Traditional logic: Non-farm data → Economic warmth or coldness → Market pricing.
The logic of the past two years: Non-farm data → Policy expectations → Direction of liquidity → Market pricing.
This is also why the same data can be interpreted completely differently by the market at different stages.
Last night was typical: poor data → high certainty of interest rate cuts → bonds and gold celebrating; but to an extreme degree → recession shadow suppressing the stock market → US stocks reacted mildly.
This indicates that the market is currently swaying between two dimensions: liquidity support vs recession concerns.

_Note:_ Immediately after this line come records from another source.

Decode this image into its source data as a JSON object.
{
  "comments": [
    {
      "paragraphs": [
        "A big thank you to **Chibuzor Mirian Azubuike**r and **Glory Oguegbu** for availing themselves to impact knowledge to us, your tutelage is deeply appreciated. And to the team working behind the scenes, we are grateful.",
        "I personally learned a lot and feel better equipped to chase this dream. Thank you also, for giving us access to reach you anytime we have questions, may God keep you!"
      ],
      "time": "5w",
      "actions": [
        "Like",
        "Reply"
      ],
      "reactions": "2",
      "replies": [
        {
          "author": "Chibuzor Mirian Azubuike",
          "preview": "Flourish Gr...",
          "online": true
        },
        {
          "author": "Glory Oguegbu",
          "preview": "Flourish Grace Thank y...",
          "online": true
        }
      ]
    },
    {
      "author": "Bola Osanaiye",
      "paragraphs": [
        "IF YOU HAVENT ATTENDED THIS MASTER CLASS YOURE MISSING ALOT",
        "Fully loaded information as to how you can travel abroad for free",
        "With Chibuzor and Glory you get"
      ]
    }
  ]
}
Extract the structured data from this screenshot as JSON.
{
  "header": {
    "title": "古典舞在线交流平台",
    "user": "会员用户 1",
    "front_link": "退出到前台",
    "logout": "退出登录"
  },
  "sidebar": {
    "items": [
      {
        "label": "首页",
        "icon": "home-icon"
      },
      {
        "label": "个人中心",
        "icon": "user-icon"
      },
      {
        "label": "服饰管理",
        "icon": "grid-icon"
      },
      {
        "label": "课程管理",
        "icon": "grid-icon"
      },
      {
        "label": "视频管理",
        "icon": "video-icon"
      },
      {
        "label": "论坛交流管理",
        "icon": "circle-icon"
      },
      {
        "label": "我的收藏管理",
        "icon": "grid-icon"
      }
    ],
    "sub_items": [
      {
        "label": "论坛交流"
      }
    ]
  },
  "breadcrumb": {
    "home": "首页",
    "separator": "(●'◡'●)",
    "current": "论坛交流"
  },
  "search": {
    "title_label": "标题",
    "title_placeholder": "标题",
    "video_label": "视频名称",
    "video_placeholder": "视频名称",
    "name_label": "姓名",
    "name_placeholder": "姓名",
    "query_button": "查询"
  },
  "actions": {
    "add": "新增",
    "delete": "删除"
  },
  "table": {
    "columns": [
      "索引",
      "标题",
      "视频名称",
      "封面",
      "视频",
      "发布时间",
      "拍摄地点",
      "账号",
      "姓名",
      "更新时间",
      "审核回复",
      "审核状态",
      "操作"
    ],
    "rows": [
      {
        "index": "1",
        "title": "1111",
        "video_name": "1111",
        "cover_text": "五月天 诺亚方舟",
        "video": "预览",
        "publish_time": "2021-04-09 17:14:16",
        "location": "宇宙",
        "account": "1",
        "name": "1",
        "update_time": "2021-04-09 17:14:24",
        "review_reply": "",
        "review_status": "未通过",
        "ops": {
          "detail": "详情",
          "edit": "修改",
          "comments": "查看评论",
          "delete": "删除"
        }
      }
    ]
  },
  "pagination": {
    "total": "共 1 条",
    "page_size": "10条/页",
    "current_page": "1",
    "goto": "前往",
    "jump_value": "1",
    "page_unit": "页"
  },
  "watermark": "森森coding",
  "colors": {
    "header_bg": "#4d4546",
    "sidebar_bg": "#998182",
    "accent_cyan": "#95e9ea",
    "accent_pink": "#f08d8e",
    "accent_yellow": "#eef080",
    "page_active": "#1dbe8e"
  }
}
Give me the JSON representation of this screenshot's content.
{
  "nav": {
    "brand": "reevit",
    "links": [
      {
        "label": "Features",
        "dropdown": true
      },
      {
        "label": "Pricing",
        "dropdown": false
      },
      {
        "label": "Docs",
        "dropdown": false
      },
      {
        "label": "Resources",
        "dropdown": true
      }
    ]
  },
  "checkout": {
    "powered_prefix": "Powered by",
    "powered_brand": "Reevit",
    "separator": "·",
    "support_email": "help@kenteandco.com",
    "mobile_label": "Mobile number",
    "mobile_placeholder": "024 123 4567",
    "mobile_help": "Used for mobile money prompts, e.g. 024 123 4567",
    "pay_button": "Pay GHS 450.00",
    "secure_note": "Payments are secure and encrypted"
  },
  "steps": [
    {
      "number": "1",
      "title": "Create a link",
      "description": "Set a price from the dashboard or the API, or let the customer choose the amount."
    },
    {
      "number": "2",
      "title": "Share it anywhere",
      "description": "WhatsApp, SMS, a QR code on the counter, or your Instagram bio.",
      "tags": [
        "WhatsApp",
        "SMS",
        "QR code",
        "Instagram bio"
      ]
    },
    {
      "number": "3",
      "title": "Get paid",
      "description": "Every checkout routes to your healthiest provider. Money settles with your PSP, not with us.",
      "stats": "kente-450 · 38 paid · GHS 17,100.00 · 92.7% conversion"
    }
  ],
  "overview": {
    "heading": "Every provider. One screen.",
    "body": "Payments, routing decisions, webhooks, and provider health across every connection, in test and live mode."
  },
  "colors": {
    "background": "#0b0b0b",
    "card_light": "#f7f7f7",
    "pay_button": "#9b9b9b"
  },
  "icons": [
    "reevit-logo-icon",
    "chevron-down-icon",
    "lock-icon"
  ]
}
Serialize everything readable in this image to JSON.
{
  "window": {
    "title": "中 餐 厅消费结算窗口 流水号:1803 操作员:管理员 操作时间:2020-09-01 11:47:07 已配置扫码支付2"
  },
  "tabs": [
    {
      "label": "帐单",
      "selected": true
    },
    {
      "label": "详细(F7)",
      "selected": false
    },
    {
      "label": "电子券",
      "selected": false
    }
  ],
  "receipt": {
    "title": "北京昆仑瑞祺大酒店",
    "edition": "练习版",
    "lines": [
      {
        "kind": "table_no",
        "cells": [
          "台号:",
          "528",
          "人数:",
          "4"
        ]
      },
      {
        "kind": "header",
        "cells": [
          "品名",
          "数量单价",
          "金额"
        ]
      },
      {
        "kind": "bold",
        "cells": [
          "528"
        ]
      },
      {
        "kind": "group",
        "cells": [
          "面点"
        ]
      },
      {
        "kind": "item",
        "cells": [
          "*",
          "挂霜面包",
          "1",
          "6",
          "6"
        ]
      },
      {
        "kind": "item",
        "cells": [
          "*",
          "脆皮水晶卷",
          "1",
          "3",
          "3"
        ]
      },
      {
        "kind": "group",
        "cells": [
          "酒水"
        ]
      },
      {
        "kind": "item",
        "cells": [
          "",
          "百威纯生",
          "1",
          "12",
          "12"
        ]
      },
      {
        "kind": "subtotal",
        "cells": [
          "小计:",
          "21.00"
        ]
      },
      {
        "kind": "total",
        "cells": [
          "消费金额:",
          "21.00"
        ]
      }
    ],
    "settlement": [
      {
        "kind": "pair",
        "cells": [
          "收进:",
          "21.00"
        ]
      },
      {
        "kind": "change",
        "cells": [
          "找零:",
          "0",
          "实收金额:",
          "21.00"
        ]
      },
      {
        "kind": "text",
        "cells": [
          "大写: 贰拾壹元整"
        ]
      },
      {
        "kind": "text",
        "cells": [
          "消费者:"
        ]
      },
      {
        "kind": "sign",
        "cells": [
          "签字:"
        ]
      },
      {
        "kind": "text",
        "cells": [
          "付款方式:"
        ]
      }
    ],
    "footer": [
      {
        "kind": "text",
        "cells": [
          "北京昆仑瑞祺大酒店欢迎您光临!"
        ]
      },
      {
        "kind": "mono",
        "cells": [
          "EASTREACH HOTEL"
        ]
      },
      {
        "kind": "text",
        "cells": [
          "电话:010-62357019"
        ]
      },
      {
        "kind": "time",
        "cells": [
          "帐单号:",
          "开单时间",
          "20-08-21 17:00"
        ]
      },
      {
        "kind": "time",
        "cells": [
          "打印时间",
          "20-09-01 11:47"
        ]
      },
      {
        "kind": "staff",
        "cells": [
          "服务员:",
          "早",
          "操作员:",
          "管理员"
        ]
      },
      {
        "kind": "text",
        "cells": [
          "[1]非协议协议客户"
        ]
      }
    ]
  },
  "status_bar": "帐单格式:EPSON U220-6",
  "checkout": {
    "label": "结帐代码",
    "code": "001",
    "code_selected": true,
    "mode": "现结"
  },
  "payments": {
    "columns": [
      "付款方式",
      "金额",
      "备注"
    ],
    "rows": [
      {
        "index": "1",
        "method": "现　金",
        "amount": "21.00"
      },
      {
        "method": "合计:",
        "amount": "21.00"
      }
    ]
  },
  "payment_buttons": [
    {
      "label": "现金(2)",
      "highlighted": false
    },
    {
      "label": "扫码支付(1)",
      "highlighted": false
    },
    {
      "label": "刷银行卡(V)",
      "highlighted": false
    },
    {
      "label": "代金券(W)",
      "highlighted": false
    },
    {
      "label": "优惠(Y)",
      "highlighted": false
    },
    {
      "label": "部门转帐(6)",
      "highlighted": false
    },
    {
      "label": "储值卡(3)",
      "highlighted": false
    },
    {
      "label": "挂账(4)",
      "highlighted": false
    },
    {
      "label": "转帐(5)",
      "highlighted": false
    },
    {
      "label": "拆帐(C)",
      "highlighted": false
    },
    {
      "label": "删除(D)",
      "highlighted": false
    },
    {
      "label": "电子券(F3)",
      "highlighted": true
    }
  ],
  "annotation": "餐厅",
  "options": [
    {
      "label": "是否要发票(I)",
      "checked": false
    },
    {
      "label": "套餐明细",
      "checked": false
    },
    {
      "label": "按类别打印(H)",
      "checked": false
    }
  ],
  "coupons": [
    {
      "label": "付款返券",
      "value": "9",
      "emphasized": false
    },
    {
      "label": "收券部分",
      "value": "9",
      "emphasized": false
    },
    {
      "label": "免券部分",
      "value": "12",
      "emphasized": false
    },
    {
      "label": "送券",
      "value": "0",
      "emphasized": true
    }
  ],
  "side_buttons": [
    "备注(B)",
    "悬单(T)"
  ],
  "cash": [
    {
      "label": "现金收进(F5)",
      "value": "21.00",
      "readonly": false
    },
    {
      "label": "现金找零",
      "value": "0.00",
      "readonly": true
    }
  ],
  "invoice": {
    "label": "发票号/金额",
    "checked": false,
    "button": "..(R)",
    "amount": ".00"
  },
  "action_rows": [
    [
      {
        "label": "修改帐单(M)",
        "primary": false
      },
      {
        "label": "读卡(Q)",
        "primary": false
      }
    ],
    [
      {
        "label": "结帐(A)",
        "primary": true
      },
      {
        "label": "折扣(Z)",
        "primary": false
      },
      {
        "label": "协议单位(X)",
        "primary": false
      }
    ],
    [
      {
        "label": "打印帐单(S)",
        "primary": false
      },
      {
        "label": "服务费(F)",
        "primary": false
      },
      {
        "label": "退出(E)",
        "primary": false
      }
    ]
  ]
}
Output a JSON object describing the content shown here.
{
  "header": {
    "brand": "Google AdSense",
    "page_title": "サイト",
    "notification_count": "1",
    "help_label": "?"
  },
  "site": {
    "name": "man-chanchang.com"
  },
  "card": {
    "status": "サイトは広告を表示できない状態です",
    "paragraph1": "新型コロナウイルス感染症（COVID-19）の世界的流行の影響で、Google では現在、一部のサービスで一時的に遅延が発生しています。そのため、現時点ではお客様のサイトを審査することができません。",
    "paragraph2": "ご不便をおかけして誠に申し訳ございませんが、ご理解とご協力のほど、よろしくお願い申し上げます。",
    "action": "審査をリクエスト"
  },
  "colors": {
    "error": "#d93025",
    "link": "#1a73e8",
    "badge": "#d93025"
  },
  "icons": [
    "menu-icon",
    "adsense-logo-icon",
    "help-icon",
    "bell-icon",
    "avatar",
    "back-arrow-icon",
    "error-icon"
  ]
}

What I am more concerned about is if in the future this situation arises: employment collapses and inflation remains high. At that time, the Federal Reserve would want to help but wouldn't be able to, as there would be limited room for interest rate cuts. Bad news would signify a recession and wouldn't lead to easing. By then, bad news would revert back to being purely bad news.
In other words, the bad news can still be packaged as good news by the market now because everyone is betting that the Fed has room to save, but if one day that room runs out, the market will truly panic.
It used to be a straight line, but now it’s all twists and turns. Yesterday's situation illustrates this best: the same data, under different logical frameworks, can lead the market to interpret completely opposite results.